Some users say they’re still committed to Upserve. Katie O’Donnell, the owner of the Bywater restaurant in Warren, R.I., said many of her customers haven’t noticed the charges, and she’s willing to give the company the benefit of the doubt in a chaotic time in the industry.

“They pivoted so fast to roll out online ordering and they did it for free” without thinking through whether it was sustainable, she said. She plans to stick with Upserve, but said she "would rather pay Upserve a flat fee per month for online ordering as opposed to having my guests be charged a percentage based on volume.”

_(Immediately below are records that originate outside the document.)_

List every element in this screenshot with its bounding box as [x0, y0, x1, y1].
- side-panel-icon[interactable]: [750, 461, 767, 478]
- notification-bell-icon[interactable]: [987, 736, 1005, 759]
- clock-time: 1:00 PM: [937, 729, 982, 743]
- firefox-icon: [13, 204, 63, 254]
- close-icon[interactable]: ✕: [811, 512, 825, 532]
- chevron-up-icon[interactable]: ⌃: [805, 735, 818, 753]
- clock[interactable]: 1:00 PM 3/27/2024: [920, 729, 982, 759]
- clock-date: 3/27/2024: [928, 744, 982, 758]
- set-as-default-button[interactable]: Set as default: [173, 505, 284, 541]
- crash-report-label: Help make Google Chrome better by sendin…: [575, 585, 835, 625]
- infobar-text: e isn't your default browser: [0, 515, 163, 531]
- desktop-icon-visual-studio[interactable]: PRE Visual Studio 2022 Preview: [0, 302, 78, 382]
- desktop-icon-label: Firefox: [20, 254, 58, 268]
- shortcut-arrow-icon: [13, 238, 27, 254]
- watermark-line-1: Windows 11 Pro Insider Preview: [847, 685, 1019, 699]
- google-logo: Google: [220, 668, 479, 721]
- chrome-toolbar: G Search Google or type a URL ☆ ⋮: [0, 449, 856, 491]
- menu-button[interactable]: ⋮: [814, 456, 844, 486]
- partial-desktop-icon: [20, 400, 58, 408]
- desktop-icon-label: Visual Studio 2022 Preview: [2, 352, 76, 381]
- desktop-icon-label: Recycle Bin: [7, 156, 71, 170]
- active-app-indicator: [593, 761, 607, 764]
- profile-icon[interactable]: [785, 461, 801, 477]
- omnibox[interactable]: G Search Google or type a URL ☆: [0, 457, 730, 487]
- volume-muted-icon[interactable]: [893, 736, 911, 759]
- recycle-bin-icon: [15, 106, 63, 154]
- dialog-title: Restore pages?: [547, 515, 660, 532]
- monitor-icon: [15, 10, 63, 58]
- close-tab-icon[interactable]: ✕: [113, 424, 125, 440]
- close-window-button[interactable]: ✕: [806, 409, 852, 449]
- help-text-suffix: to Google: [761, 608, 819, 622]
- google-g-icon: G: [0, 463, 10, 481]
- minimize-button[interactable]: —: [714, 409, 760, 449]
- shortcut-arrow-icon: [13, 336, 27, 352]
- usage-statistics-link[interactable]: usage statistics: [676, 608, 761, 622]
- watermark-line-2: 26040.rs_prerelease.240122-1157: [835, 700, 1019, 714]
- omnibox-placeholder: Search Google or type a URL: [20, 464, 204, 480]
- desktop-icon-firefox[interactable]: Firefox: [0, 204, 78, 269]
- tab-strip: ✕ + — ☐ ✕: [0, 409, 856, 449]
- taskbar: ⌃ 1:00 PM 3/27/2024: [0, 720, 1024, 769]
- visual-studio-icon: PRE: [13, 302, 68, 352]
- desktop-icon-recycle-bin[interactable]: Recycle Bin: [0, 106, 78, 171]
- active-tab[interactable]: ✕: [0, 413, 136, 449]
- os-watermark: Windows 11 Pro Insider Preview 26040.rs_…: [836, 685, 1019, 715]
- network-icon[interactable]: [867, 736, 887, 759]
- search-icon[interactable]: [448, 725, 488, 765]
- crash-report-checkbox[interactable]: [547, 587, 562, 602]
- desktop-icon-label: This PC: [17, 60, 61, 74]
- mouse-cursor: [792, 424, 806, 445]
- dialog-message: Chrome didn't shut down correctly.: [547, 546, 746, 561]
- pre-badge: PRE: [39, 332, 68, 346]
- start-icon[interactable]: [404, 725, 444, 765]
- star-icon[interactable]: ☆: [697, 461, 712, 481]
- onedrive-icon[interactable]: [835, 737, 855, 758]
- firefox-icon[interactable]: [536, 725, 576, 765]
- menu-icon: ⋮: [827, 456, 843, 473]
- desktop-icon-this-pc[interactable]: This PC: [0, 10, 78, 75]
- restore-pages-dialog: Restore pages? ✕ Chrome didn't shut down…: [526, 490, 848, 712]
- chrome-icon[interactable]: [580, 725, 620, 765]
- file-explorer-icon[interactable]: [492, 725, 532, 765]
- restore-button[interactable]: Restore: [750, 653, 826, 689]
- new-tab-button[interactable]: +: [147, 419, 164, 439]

But the damage has been done for some owners like Brandon Knoepfle, who runs the Acorn Grill in Sullivan, Indiana. Even though he’s resumed in-store dining at 50 percent capacity, 75 percent of his sales are still coming in through take-out orders. So he’s upset that his customers are going to be paying the service fees, “after we busted our butts to secure their loyalty and earn their trust.”

Now, he says he’s planning to switch point-of-sale systems entirely.

“I was a loyal fan of Upserve,” he said. “Now we all feel betrayed.”